The non-linear detectors are known to achieve better performance in an iterative manner. The first kind of generalized non-linear detectors adopt linear detector as the pre-processing unit to suppress interference, and they suffer the same problems as linear detectors, i.e., matrix inversion must be performed. The second kind of generalized non-linear detectors, often referred to as interference cancellation (IC) [18], perform data decision using the output of matched filter without matrix inversion. The IC scheme tends to partially or fully remove the MAI terms at MF or RAKE outputs. A number of interference cancellation detectors have been proposed [22], [53], [54], [78], [90]. These detectors use soft or hard decisions to reconstruct interfering signal from part or all of the interfering users and subtracted the interfering signal from the received signal.
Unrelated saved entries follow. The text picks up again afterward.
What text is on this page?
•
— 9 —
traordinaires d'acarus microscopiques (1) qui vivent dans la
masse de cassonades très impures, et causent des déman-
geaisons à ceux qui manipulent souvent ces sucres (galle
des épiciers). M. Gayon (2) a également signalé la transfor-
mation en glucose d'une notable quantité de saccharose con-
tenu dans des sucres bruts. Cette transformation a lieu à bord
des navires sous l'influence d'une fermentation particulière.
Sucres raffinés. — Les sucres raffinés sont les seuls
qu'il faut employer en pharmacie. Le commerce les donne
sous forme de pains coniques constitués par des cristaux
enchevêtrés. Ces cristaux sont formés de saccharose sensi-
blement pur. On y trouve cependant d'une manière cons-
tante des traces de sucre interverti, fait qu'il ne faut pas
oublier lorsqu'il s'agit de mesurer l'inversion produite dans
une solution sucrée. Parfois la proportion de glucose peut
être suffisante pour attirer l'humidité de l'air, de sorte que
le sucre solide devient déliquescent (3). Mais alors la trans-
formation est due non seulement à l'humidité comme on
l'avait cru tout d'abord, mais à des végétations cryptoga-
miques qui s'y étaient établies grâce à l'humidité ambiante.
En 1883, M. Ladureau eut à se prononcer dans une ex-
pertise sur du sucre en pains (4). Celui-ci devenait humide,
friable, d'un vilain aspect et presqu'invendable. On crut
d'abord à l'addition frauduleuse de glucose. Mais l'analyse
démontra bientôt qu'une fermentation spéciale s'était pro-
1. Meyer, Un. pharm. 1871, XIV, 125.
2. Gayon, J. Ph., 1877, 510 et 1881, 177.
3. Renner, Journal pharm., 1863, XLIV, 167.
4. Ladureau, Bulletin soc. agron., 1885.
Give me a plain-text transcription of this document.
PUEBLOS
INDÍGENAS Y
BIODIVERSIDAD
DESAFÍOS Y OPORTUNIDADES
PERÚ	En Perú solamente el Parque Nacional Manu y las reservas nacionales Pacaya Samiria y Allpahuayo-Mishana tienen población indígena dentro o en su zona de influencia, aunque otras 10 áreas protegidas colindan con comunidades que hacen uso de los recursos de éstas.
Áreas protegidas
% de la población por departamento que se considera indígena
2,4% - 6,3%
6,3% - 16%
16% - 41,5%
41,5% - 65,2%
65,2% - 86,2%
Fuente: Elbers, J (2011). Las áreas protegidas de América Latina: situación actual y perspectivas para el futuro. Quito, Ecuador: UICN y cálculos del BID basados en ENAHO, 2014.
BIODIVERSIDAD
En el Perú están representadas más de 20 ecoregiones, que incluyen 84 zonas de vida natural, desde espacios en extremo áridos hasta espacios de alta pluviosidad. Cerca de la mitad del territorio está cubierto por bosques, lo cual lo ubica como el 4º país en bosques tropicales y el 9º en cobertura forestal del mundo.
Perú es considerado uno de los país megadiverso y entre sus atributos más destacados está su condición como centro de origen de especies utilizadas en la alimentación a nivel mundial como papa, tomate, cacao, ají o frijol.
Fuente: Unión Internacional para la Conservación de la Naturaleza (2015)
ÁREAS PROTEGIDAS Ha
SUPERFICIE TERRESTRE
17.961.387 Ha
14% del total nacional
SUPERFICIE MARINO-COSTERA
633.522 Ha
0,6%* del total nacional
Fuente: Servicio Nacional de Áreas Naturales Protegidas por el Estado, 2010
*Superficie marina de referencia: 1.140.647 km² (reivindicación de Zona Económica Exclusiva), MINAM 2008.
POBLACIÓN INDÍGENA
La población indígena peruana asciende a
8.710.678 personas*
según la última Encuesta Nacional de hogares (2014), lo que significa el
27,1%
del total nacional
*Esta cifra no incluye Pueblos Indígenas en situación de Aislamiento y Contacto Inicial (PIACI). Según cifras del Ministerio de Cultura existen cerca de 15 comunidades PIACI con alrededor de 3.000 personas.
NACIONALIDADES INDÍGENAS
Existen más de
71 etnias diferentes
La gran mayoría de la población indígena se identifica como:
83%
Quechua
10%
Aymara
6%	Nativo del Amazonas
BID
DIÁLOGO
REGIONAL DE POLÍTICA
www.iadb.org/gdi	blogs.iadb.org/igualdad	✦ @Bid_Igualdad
The user of interest can then expect detection without or with only part of MAI if all decisions of interfering users are correct. Otherwise, error decisions of these interferers contribute double interfering signal. IC can be classified into three categories: parallel IC (PIC), successive IC (SIC), and hybrid IC (HIC). These ICs have tradeoff on computational complexity, processing delay and error performance.
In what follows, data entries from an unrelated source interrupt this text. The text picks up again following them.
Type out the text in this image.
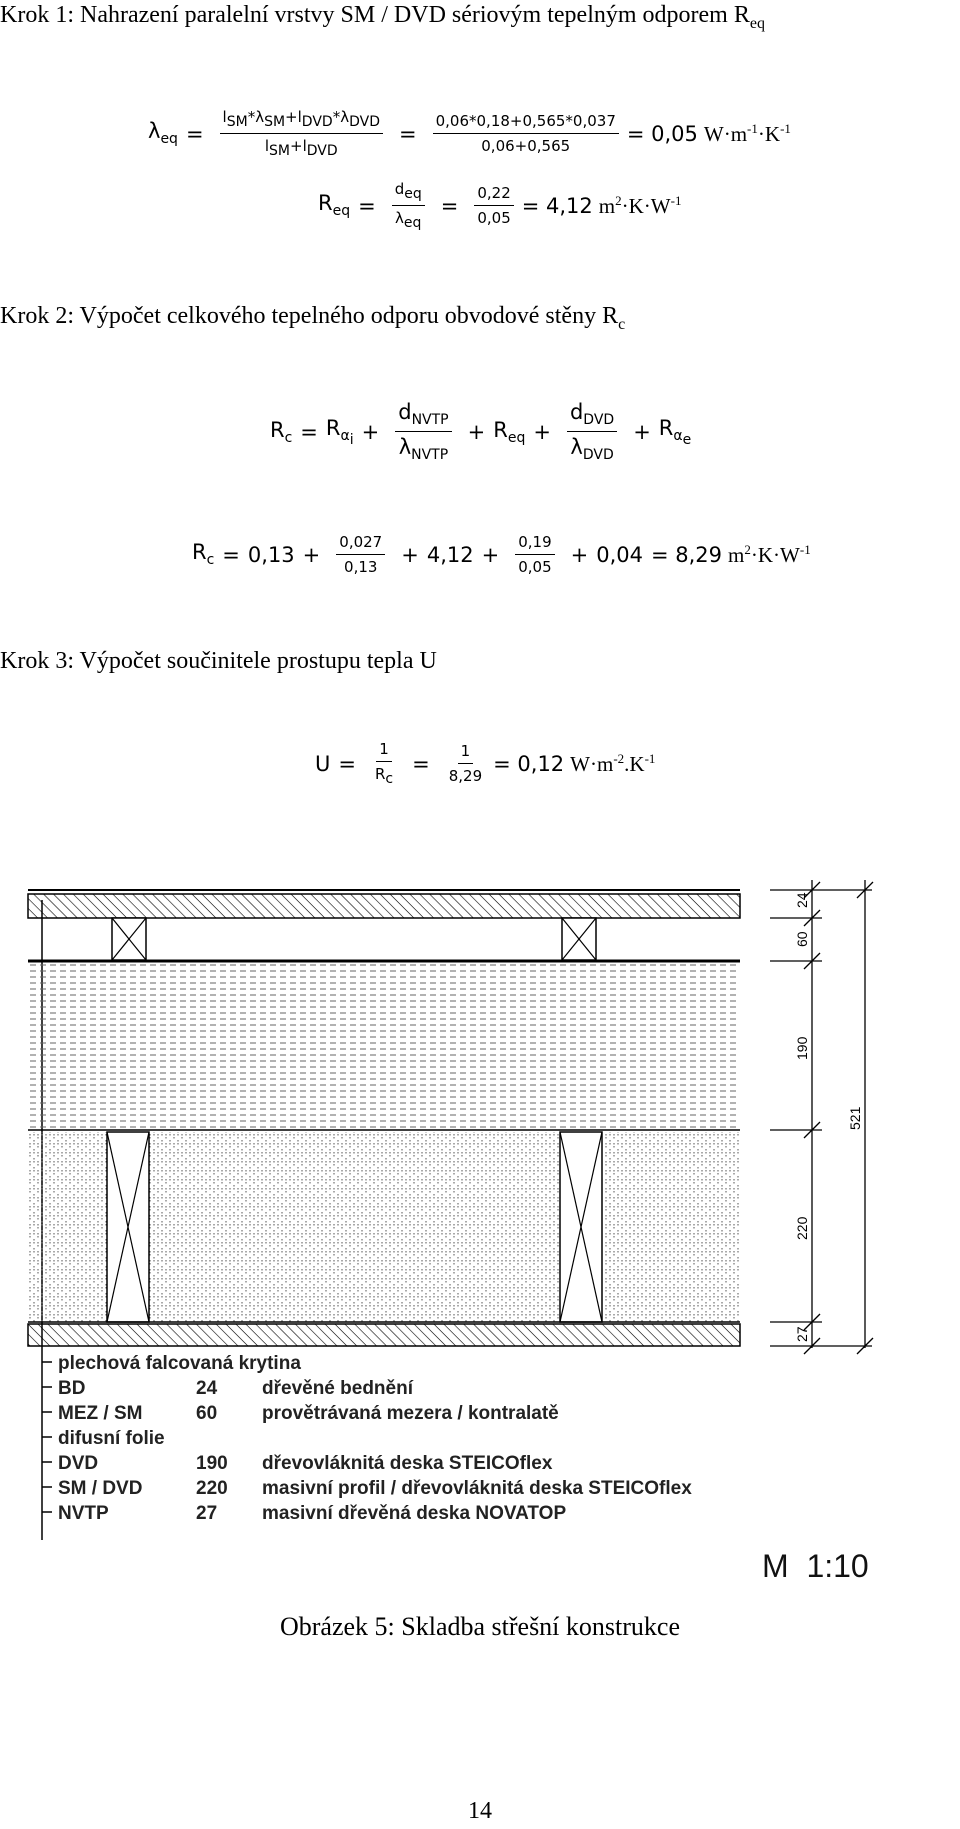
Krok 1: Nahrazení paralelní vrstvy SM / DVD sériovým tepelným odporem $R_{eq}$
$\lambda_{eq} = \frac{l_{SM}*\lambda_{SM}+l_{DVD}*\lambda_{DVD}}{l_{SM}+l_{DVD}} = \frac{0,06*0,18+0,565*0,037}{0,06+0,565} = 0,05$ $W\cdot m^{-1}\cdot K^{-1}$
$R_{eq} = \frac{d_{eq}}{\lambda_{eq}} = \frac{0,22}{0,05} = 4,12$ $m^2\cdot K\cdot W^{-1}$
Krok 2: Výpočet celkového tepelného odporu obvodové stěny $R_c$
$R_c = R_{\alpha_i} + \frac{d_{NVTP}}{\lambda_{NVTP}} + R_{eq} + \frac{d_{DVD}}{\lambda_{DVD}} + R_{\alpha_e}$
$R_c = 0,13 + \frac{0,027}{0,13} + 4,12 + \frac{0,19}{0,05} + 0,04 = 8,29$ $m^2\cdot K\cdot W^{-1}$
Krok 3: Výpočet součinitele prostupu tepla U
$U = \frac{1}{R_c} = \frac{1}{8,29} = 0,12$ $W\cdot m^{-2}.K^{-1}$
24
60
190
220
27
521
plechová falcovaná krytina
BD	24 dřevěné bednění
MEZ / SM	60 provětrávaná mezera / kontralatě
difusní folie
DVD	190 dřevovláknitá deska STEICOflex
SM / DVD	220 masivní profil / dřevovláknitá deska STEICOflex
NVTP	27 masivní dřevěná deska NOVATOP
M  1:10
Obrázek 5: Skladba střešní konstrukce
14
The SIC detects user data and cancels multiple access interference in a serial manner. The performance of SIC is influenced by the cancellation order. The PIC simultaneously
processes all K users, canceling their interference after they have all been decoded independently [22], [78], [90], [92]. To alleviate performance saturation due to poor estimated interference in early stages, the partial PIC [22] is often used to partially cancel the estimated MAI from early stages. SIC also tends to remove partial interference from the decision statistics. The difference between SIC and PPIC is that PPIC removes partial interference from all users while SIC removes interference from users that are more reliable than the desired one. The PIC takes the advantage of having lower latency than the SIC at the sacrifice of adding more computational complexity. If there are K users in the system, the computational complexity of PIC are proportional to SK where S is the stage of PIC and that of SIC is proportional to K. As for latency, it is proportional to S for PIC and K for SIC. In addition to simplicity, the SIC performs better and is more robust than PIC [23], [53].
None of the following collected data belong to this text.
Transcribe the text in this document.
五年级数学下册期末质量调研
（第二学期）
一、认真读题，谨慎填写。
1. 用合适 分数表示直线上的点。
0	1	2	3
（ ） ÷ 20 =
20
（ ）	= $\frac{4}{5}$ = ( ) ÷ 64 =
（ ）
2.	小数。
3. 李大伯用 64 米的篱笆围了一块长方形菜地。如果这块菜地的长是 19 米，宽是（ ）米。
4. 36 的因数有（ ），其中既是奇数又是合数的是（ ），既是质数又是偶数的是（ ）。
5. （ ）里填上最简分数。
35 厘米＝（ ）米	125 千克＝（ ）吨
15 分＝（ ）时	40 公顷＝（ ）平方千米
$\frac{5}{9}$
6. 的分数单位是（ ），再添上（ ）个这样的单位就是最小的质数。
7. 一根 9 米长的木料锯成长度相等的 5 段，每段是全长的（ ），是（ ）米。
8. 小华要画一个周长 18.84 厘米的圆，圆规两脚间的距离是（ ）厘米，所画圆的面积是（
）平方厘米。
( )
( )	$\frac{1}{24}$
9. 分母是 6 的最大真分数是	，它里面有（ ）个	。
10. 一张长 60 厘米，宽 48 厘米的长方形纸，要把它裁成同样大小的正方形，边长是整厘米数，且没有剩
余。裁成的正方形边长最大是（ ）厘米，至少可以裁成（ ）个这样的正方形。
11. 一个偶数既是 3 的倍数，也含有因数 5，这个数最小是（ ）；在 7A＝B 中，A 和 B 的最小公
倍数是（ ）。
However, there are several drawbacks that prevent SIC becoming a widely used technique [6]: (1) the total decoding time of SIC increases linearly with the number of users;
(2) it is thought that the optimum power control for SIC are far more complicated than the equal power control for conventional receiver or PIC: although SIC with controlled user power distribution [6], [16], [42] can reduce the other-cell interference [5], [31] and increase system capacity [19], [87]; (3) the SIC is sensitive to estimation error due to error propagation.
Several techniques have been proposed to solve these drawbacks [2], [7], [17], [35], [68]. Pipelined [35], [68] and hybrid [40], [89] techniques are utilized to combat the problem of long latency of SIC when K is large. The HIC attempts to compromise the characteristics of SIC and PIC, i.e., all users in the system are separated into several parts, a part of users are detected in parallel, removed from the received signal, and then another part of users is detected in parallel. In [89], the so-called groupwise serial interference cancellation (GSIC) is the hybrid version of PIC and SIC which perform interference
cancellation in systems with variable SF. Recently, a frame-error-rate based outer-loop power control is shown to be applicable to SIC [17]. In [7], a simple iterative algorithm to achieve the optimal power control distribution is given. In [2], the authors show that power control can be done in commercial CDMA without modification. Recent work shows that SIC is a practical IC where its simplified version is employed as part of a commercial device to increase the cdma2000 EV-DO Rev A reverse link voice over IP (VoIP) capacity by about 15 percent [37].